6th United States Ambassador to Samoa
- In office November 16, 1989 – December 21, 1992
- President: George H. W. Bush
- Preceded by: Paul Matthews Cleveland
- Succeeded by: Josiah H. Beeman V

17th United States Ambassador to New Zealand
- In office October 25, 1989 – December 21, 1992
- President: George H. W. Bush
- Preceded by: Paul Matthews Cleveland
- Succeeded by: Josiah H. Beeman V

Personal details
- Born: June 6, 1932 Seattle, Washington
- Died: July 11, 2023 (aged 91) Mount Vernon, Washington
- Party: Republican

= Della M. Newman =

American diplomat

Della M. Newman (June 6, 1932 – July 11, 2023) was an American businesswoman who served as the United States Ambassador to New Zealand and Samoa from 1989 to 1992.

Newman chaired George H.W. Bush's campaign in Washington state.

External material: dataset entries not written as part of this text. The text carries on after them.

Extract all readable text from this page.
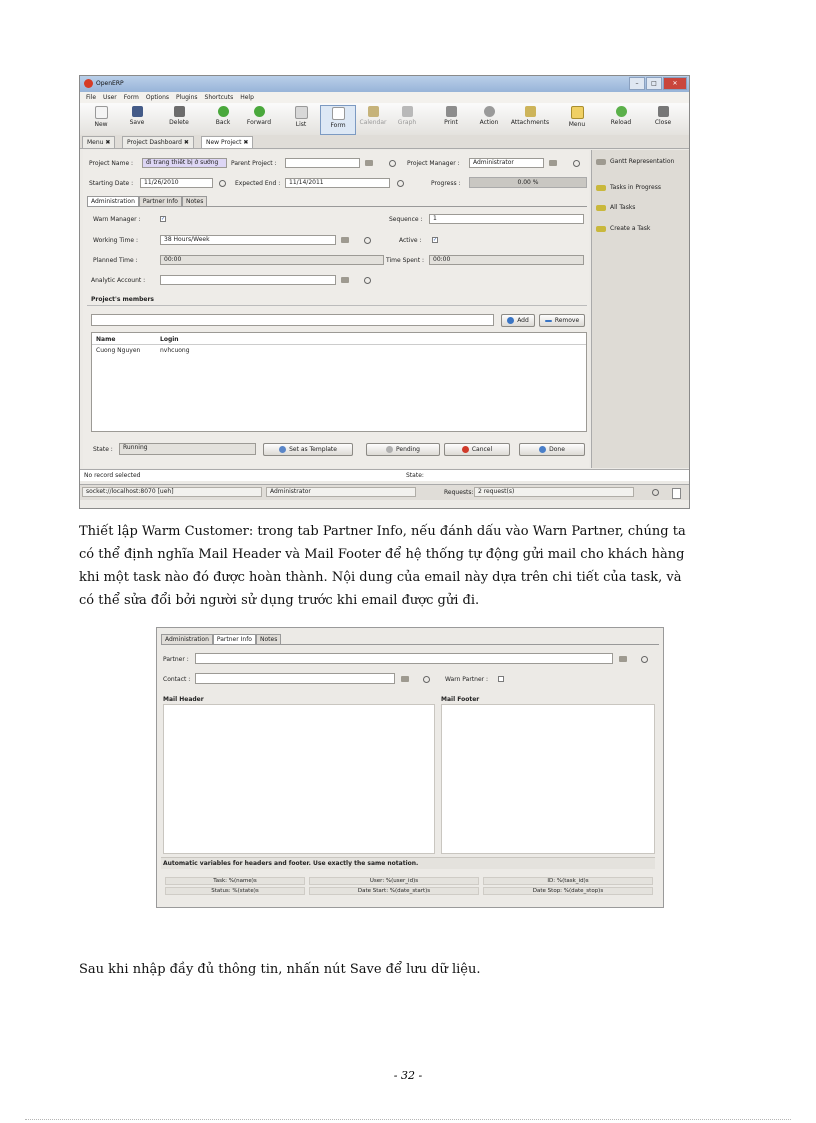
OpenERP	–	□	✕
File User Form Options Plugins Shortcuts Help
New	Save	Delete	Back	Forward	List	Form	Calendar	Graph	Print	Action	Attachments	Menu	Reload	Close
Menu ✖	Project Dashboard ✖	New Project ✖
Project Name :	đi trang thiết bị ở sướng	Parent Project :	Project Manager :	Administrator
Starting Date :	11/26/2010	Expected End :	11/14/2011	Progress :	0.00 %
Administration	Partner Info	Notes
Warn Manager :	✓	Sequence :	1
Working Time :	38 Hours/Week	Active : ✓
Planned Time :	00:00	Time Spent :	00:00
Analytic Account :
Project's members
Add	Remove
Name	Login
Cuong Nguyen	nvhcuong
State :	Running	Set as Template	Pending	Cancel	Done
Gantt Representation
Tasks in Progress
All Tasks
Create a Task
No record selected	State:
socket://localhost:8070 [ueh]	Administrator	Requests: 2 request(s)
Thiết lập Warm Customer: trong tab Partner Info, nếu đánh dấu vào Warn Partner, chúng ta
có thể định nghĩa Mail Header và Mail Footer để hệ thống tự động gửi mail cho khách hàng
khi một task nào đó được hoàn thành. Nội dung của email này dựa trên chi tiết của task, và
có thể sửa đổi bởi người sử dụng trước khi email được gửi đi.
Administration	Partner Info	Notes
Partner :
Contact :	Warn Partner :
Mail Header	Mail Footer
Automatic variables for headers and footer. Use exactly the same notation.
Task: %(name)s	User: %(user_id)s	ID: %(task_id)s
Status: %(state)s	Date Start: %(date_start)s	Date Stop: %(date_stop)s
Sau khi nhập đầy đủ thông tin, nhấn nút Save để lưu dữ liệu.
- 32 -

At the time of her appointment, she was a realty owner and headed the Association of Washington Business, the state's main business lobbying group. Despite never having been to New Zealand, “Newman felt she was asked to fill the ambassador's post because of her party activism and because of similarities between New Zealand and the Pacific Northwest. ‘New Zealand has a similar climate, they speak English and they are on the Pacific Rim,' she said.”

Senator Paul Sarbanes criticized President Bush for his unusually high percentage of political appointees to ambassadorships. According to the Los Angeles Times: Bush has announced 42 ambassadorial appointments, of which only 14--one-third of the total--have gone to career diplomats. Of the rest, 21 are strictly political, including several persons who had contributed more than $100,000 to Bush’s campaign coffers; the other seven are legally classified as political because they are not members of the nonpartisan Foreign Service, although they are foreign policy professionals who served in previous Republican administrations. Newman's appointment was one of three put on hold because they “were judged to be unqualified by the American Academy of Diplomacy.” Cited was that not only was she the State Chair of his campaign, but also that her husband was a major contributor.

She died on July 11, 2023, in Mount Vernon, Washington at age 91.